Rivière

Arrivé sur le ter­rain de Piedral­ma pour qua­tre nuits, le ciel se déchaîne, il pleut. C’est l’Es­pagne, même au fond d’un défilé le soleil ne devrait tarder; je me trompe. Les pom­miers trem­blent, les pins sec­ouent, le chant de grenouilles rem­place celui des oiseaux. Entre deux avers­es je sors du van, mets en route la débrous­sailleuse, fauche les hautes herbes qui grimpent autour du dôme. Puis il tonne, des éclairs déchirent les nuages, je dois lâch­er la besogne. Sept livres de philoso­phie, cela parais­sait ambitieux pour qua­tre jours.
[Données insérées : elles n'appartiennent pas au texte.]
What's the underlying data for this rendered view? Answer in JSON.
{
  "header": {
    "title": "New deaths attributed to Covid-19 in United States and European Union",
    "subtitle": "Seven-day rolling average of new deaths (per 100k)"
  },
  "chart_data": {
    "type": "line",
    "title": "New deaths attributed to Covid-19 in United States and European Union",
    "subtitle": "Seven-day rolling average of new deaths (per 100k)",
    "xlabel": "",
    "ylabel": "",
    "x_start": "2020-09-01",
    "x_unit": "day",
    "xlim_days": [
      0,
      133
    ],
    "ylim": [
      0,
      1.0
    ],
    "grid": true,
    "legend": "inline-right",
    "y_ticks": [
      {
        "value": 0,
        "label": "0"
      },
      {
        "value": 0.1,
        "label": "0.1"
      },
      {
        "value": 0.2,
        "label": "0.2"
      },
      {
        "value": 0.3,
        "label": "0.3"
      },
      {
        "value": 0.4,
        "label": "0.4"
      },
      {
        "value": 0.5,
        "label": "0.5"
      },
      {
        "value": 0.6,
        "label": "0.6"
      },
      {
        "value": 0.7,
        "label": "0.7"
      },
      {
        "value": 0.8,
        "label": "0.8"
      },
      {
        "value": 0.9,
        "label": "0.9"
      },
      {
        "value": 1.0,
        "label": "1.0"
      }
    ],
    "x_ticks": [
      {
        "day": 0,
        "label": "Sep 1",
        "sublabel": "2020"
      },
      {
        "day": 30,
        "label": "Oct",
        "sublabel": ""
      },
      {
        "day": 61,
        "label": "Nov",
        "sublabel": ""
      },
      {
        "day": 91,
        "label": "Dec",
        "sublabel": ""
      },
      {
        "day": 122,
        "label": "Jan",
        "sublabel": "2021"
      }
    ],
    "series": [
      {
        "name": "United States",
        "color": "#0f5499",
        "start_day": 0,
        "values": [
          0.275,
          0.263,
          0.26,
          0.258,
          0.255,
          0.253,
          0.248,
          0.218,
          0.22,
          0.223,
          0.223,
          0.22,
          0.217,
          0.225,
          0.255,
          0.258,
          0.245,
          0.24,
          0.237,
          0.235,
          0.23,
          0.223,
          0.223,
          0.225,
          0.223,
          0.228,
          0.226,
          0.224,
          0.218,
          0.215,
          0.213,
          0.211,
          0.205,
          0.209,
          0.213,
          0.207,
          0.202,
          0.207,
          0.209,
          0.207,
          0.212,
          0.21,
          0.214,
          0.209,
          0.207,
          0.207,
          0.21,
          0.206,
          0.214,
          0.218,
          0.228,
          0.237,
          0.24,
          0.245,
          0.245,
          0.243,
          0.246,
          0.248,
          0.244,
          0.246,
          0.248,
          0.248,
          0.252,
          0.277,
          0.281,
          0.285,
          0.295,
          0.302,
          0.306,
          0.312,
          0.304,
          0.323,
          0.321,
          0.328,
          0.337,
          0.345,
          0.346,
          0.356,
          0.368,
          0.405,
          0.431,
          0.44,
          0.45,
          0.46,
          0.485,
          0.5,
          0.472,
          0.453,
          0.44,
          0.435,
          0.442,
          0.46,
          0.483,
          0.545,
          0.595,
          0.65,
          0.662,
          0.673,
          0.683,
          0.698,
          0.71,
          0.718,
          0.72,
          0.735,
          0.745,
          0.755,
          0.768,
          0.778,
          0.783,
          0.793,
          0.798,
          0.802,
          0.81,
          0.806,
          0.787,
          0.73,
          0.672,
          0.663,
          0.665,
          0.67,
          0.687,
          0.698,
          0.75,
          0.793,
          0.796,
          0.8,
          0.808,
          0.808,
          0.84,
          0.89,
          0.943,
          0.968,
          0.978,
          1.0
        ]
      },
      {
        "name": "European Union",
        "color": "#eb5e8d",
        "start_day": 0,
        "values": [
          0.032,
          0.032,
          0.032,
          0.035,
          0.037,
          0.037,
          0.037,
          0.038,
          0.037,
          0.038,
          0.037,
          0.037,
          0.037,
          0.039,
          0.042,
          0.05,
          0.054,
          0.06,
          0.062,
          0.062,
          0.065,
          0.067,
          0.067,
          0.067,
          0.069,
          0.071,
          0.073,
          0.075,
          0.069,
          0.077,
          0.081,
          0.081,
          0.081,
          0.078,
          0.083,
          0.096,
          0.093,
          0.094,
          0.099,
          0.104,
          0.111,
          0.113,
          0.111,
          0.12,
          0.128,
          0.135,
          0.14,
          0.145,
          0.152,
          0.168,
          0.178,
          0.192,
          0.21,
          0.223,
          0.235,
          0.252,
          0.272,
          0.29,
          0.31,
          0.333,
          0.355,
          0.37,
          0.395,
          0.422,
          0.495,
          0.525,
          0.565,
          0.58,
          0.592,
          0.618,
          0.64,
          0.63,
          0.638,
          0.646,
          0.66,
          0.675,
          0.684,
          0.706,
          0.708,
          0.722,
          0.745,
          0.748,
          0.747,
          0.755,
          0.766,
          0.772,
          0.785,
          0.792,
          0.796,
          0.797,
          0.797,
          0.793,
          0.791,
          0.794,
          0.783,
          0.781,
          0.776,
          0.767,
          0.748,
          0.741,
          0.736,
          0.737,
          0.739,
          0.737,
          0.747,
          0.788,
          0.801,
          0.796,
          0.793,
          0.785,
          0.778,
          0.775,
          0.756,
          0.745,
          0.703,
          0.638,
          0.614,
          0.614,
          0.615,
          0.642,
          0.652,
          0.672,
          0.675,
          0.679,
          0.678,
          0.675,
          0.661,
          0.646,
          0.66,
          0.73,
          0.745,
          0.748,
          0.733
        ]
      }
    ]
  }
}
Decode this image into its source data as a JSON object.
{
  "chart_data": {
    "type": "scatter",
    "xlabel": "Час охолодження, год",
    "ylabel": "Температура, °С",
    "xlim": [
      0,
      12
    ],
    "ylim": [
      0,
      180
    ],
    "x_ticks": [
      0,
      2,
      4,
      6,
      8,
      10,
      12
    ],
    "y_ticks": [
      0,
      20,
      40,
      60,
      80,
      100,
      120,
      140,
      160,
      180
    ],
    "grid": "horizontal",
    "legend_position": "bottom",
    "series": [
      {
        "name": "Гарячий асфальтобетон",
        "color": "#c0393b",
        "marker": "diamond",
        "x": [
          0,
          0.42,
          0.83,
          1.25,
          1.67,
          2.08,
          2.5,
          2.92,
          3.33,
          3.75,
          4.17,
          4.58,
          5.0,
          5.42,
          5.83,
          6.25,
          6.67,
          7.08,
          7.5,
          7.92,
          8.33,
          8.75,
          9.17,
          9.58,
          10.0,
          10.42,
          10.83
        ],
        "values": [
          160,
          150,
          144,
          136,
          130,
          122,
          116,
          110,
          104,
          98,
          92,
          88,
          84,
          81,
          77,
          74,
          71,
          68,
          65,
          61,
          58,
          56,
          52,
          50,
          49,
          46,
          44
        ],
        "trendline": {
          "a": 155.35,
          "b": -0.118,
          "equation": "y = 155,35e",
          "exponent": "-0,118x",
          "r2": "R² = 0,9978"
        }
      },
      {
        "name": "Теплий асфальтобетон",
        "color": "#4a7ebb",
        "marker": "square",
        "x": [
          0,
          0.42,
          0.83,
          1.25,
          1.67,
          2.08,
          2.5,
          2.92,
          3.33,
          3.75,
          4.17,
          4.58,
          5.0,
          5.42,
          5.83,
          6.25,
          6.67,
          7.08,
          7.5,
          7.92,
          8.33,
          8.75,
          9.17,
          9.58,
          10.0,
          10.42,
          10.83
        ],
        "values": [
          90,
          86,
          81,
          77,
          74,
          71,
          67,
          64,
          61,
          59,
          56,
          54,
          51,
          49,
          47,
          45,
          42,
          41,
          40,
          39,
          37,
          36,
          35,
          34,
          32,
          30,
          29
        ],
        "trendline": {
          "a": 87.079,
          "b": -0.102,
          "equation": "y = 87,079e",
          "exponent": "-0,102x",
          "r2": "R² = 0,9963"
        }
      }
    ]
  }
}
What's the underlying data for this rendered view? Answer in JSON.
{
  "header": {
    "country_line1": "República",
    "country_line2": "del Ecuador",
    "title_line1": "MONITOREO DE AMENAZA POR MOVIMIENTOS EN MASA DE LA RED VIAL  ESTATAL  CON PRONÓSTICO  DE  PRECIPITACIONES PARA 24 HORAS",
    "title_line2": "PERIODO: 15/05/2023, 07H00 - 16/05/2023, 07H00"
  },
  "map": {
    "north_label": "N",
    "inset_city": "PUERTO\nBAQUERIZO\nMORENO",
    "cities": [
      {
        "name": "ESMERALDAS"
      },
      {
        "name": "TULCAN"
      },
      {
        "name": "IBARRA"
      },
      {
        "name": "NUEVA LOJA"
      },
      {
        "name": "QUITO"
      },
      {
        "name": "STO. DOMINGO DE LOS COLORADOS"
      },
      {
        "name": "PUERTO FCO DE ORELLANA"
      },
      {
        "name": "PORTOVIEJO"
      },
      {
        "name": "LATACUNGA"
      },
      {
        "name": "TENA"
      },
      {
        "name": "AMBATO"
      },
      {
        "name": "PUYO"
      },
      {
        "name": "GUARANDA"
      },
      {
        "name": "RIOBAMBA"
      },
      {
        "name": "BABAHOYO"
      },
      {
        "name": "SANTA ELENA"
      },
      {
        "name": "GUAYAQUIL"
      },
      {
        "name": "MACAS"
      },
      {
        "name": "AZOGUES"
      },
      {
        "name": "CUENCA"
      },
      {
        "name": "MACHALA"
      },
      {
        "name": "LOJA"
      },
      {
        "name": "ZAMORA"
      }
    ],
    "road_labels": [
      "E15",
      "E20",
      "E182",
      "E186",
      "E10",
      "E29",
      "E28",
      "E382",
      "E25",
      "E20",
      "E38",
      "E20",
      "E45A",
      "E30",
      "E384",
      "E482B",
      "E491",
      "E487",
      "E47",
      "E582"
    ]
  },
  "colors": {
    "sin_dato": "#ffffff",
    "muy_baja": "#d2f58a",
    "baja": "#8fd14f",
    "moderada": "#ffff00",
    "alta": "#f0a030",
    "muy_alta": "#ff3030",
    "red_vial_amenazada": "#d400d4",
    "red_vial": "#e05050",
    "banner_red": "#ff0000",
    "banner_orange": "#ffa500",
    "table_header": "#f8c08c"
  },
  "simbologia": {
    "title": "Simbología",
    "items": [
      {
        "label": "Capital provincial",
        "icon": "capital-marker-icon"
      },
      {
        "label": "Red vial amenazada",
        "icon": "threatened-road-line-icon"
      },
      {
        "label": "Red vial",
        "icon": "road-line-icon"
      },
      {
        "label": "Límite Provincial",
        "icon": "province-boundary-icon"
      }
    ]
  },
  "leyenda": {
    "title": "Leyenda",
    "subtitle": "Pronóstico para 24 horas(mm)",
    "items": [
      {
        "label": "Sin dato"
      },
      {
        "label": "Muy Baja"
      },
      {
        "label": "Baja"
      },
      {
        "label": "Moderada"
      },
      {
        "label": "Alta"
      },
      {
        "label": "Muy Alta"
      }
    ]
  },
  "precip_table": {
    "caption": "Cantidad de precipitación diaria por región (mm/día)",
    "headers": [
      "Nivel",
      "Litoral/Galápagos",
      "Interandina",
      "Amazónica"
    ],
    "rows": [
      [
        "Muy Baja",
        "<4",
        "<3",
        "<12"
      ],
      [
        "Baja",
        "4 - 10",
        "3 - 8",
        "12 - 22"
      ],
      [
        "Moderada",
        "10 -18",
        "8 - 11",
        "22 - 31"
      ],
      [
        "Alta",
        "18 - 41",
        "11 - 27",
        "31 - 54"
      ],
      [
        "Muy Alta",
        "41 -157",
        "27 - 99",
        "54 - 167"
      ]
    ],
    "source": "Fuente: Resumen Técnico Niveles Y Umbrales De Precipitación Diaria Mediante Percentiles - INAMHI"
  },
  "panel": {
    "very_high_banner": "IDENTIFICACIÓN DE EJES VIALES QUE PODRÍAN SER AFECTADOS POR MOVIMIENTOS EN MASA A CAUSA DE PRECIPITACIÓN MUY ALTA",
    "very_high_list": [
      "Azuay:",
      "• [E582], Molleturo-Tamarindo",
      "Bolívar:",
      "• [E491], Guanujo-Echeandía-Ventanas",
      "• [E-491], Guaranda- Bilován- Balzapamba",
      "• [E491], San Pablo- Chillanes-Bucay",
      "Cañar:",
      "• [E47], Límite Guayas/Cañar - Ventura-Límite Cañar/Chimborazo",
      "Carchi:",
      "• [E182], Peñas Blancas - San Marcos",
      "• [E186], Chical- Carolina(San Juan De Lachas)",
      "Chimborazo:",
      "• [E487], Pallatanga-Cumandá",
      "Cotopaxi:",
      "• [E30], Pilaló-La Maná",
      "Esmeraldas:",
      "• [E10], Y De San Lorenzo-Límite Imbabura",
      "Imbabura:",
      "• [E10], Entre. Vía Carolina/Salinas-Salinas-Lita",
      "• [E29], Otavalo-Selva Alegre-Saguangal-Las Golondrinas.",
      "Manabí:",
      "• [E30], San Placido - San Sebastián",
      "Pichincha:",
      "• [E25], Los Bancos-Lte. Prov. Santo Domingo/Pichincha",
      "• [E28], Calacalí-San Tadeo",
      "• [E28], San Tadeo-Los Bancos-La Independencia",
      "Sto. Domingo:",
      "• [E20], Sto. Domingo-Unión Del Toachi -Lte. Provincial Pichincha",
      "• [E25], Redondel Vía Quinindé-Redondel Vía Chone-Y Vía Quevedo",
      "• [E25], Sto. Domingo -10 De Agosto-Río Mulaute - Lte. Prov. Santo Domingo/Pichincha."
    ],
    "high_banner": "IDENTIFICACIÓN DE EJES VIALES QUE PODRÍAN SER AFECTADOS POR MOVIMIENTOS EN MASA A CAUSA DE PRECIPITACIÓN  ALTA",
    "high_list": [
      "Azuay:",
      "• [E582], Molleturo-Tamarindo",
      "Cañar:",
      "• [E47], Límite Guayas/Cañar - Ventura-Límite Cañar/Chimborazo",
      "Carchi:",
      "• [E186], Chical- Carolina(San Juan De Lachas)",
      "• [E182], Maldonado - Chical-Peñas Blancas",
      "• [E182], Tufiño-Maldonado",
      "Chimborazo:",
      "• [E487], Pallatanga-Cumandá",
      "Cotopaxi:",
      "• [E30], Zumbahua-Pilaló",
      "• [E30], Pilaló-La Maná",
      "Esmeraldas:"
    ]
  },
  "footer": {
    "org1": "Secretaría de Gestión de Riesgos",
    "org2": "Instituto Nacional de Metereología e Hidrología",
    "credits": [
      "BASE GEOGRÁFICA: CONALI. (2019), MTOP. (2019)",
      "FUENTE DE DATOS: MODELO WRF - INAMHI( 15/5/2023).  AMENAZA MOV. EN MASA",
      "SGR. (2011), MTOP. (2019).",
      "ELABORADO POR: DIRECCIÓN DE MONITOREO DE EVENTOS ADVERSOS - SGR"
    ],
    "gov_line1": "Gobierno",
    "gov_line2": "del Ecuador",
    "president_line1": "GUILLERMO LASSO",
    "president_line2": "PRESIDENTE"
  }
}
En fin de compte, j’au­rai tout lu. Car si l’on se baigne comme jamais dans la riv­ière, la fonte des neiges ajoutée aux rav­ages de la pluie noient entière­ment le pont. D’abord, je crois pass­er; le lende­main, il n’y a plus de doute: je suis coincé. Evola avec sa Jeep réhaussée se refuse à pren­dre le risque. C’est dire avec mon van de deux tonnes sur petites roues. Chaque matin je vais au pont. Et chaque matin j’en reviens dépité. L’eau roule un flot de plus d’un mètre sur la chape de morti­er. Alors je lis et je débrous­saille. Le soir je rejoins Evola devant sa car­a­vane qui tout l’après-midi s’oc­cupe de ven­til­er la bouse de vache dont il veut faire son engrais, nous nous ser­rons sous le para­sol, nous prenons l’apéri­tif (bière pour moi, vin-Coca-Cola pour lui). Nous ren­trons les épaules mouil­lées et de la boue accrochée aux godass­es. A la fin de la semaine, j’aver­tis le vil­lage. Same­di se tient la cyclo­touriste et je fais voiture-bal­ai sur l’it­inéraire des 170 kilo­mètres. Dès la veille, j’é­tais req­uis pour balis­er de fan­ions le cir­cuit. Mais l’eau con­tin­ue de ron­fler sur le pont, il faut renon­cer. Alors je me baigne, je retourne à mes livres, je dors mes onze heures par nuit.